Hunting with poison arrows existed 60,000 years ago

Hunting with poison arrows existed 60,000 years ago

60,000 year old stone arrowhead from South Africa. Remains of a potent plant poison were detected on it. © Marlize Lombard

Hunting with arrows soaked in poison has a long tradition. However, it is still unclear how long this toxic hunting technique has been around. Now archaeologists in South Africa have discovered the earliest evidence of poison arrows. In a Stone Age rock shelter they found quartz arrowheads that had traces of a strong plant poison. The hunting weapons, which are around 60,000 years old, show that the early hunters in this region already used advanced strategies.

While Neanderthals and other early humans hunted primarily with spears and spear throwers, the early representatives of our species, Homo sapiens, used a new technique: They hunted their prey with bows and arrows. This gave them greater range and their weapons greater penetration. The oldest finds of arrowheads come from South Africa and are around 70,000 years old. Advanced cutting techniques were necessary to make the small, delicate stone tips. The first evidence of the use of bows and arrows in Europe dates back to around 54,000 years ago in southern France. There, archaeologists have discovered stone points whose design, size and signs of use suggest that they were once mounted on arrows and used for hunting.

“Remarkable innovation in prey hunting”

However, hunting success can be increased even further if the arrowheads are mixed with poison, as is still common practice among some indigenous peoples today. If an animal is hit by such a poison arrow, even a small wound is enough to kill it. “The use of poisoned hunting weapons represented a remarkable innovation in hunting prey,” explain Sven Isaksson from Stockholm University and his colleagues. However, it is unclear when humans first created and used such poison darts.

The oldest clear evidence of poisoned arrowheads to date comes from the post-Ice Age: in an Egyptian grave that is around 4,400 to 4,000 years old, archaeologists found bone arrowheads with residues of toxic glycosides, and bone arrowheads with poison residues from a cave in South Africa that are around 6,700 years old are even older. “For the Pleistocene, evidence of the use of poison in hunting has so far been limited to two finds from the Border Cave in South Africa: an approximately 24,000-year-old ‘venom applicator’ and an approximately 35,000-year-old lump of beeswax with traces of poison,” report Isaksson and his team.
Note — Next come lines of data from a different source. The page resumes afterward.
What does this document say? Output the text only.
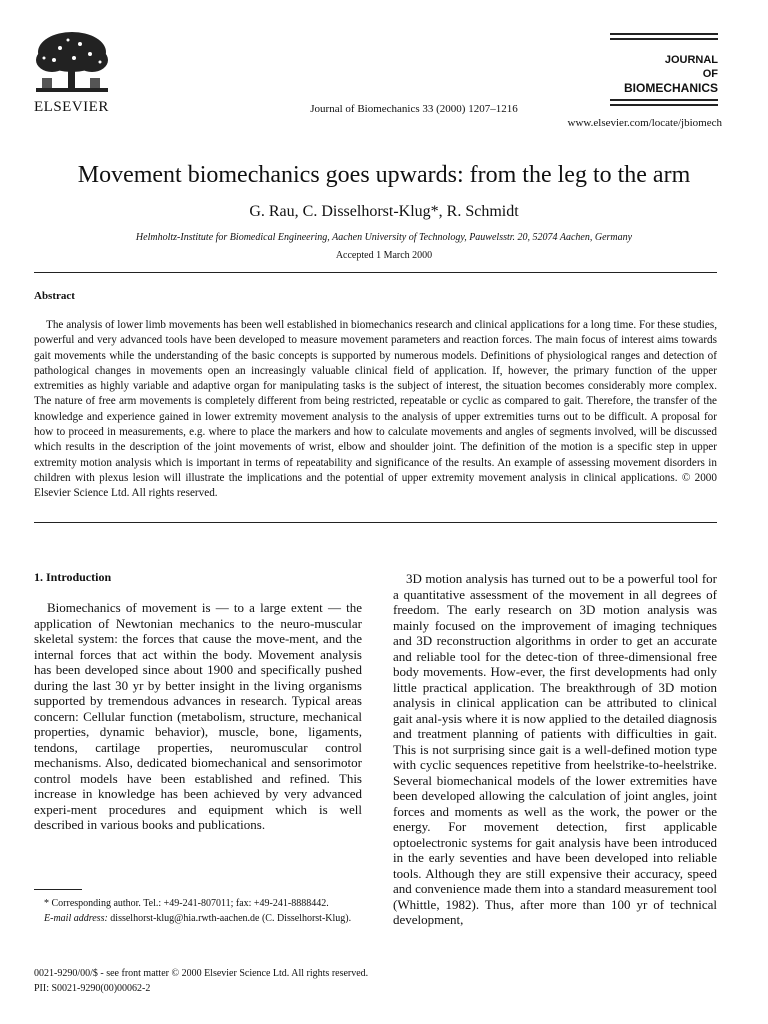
ELSEVIER	Journal of Biomechanics 33 (2000) 1207–1216
JOURNAL
OF
BIOMECHANICS
www.elsevier.com/locate/jbiomech
Movement biomechanics goes upwards: from the leg to the arm
G. Rau, C. Disselhorst-Klug*, R. Schmidt
Helmholtz-Institute for Biomedical Engineering, Aachen University of Technology, Pauwelsstr. 20, 52074 Aachen, Germany
Accepted 1 March 2000
Abstract
The analysis of lower limb movements has been well established in biomechanics research and clinical applications for a long time. For these studies, powerful and very advanced tools have been developed to measure movement parameters and reaction forces. The main focus of interest aims towards gait movements while the understanding of the basic concepts is supported by numerous models. Definitions of physiological ranges and detection of pathological changes in movements open an increasingly valuable clinical field of application. If, however, the primary function of the upper extremities as highly variable and adaptive organ for manipulating tasks is the subject of interest, the situation becomes considerably more complex. The nature of free arm movements is completely different from being restricted, repeatable or cyclic as compared to gait. Therefore, the transfer of the knowledge and experience gained in lower extremity movement analysis to the analysis of upper extremities turns out to be difficult. A proposal for how to proceed in measurements, e.g. where to place the markers and how to calculate movements and angles of segments involved, will be discussed which results in the description of the joint movements of wrist, elbow and shoulder joint. The definition of the motion is a specific step in upper extremity motion analysis which is important in terms of repeatability and significance of the results. An example of assessing movement disorders in children with plexus lesion will illustrate the implications and the potential of upper extremity movement analysis in clinical applications. © 2000 Elsevier Science Ltd. All rights reserved.
1. Introduction
Biomechanics of movement is — to a large extent — the application of Newtonian mechanics to the neuro-muscular skeletal system: the forces that cause the move-ment, and the internal forces that act within the body. Movement analysis has been developed since about 1900 and specifically pushed during the last 30 yr by better insight in the living organisms supported by tremendous advances in research. Typical areas concern: Cellular function (metabolism, structure, mechanical properties, dynamic behavior), muscle, bone, ligaments, tendons, cartilage properties, neuromuscular control mechanisms. Also, dedicated biomechanical and sensorimotor control models have been established and refined. This increase in knowledge has been achieved by very advanced experi-ment procedures and equipment which is well described in various books and publications.
3D motion analysis has turned out to be a powerful tool for a quantitative assessment of the movement in all degrees of freedom. The early research on 3D motion analysis was mainly focused on the improvement of imaging techniques and 3D reconstruction algorithms in order to get an accurate and reliable tool for the detec-tion of three-dimensional free body movements. How-ever, the first developments had only little practical application. The breakthrough of 3D motion analysis in clinical application can be attributed to clinical gait anal-ysis where it is now applied to the detailed diagnosis and treatment planning of patients with difficulties in gait. This is not surprising since gait is a well-defined motion type with cyclic sequences repetitive from heelstrike-to-heelstrike. Several biomechanical models of the lower extremities have been developed allowing the calculation of joint angles, joint forces and moments as well as the work, the power or the energy. For movement detection, first applicable optoelectronic systems for gait analysis have been introduced in the early seventies and have been developed into reliable tools. Although they are still expensive their accuracy, speed and convenience made them into a standard measurement tool (Whittle, 1982). Thus, after more than 100 yr of technical development,
* Corresponding author. Tel.: +49-241-807011; fax: +49-241-8888442.
E-mail address: disselhorst-klug@hia.rwth-aachen.de (C. Disselhorst-Klug).
0021-9290/00/$ - see front matter © 2000 Elsevier Science Ltd. All rights reserved.
PII: S0021-9290(00)00062-2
60,000 year old stone tips with plant poison

Now new finds from South Africa are pushing the use of poison darts significantly further into the past. Isaksson’s team discovered quartz arrowheads around 60,000 years old in a Stone Age rock shelter in KwaZulu-Natal, South Africa, on which residues of a plant poison were still detectable. Chemical analyzes showed, among other things, the presence of the toxic alkaloid buphandrin on the arrowheads. “Finding buphandrin on five of the ten stone points examined cannot be a mere coincidence,” the archaeologists write. The analyzes suggest that this poison comes from the plant Boophone disticha – also known as gifbol (“poison onion”). It is still used today by traditional hunters in the region.

These finds are the earliest evidence of a hunt with poisoned arrows. “This is the oldest direct evidence that humans used arrow poison. It shows that our ancestors in southern Africa not only invented the bow and arrow much earlier than previously thought, but also understood how to harness nature’s chemistry to increase hunting efficiency,” says senior author Marlize Lombard from the University of Johannesburg.

Also interesting: the plant poison used by Stone Age hunters 60,000 years ago does not work instantly. Instead, the light, small poison darts were designed to pierce the skin and deliver the poison into the animal’s bloodstream. “Wounded animals were usually able to continue running for several kilometers and were pursued by the hunters – sometimes for more than a day,” is how the archaeologists describe the hunting practice. The find thus proves that these early hunters not only had technical skills, but also understood that their poison had to take a long time to work. “The use of arrow poison requires planning, patience and an understanding of cause and effect. It is a clear sign of advanced thinking in early humans,” says co-author Anders Högberg of Linnaeus University in Sweden.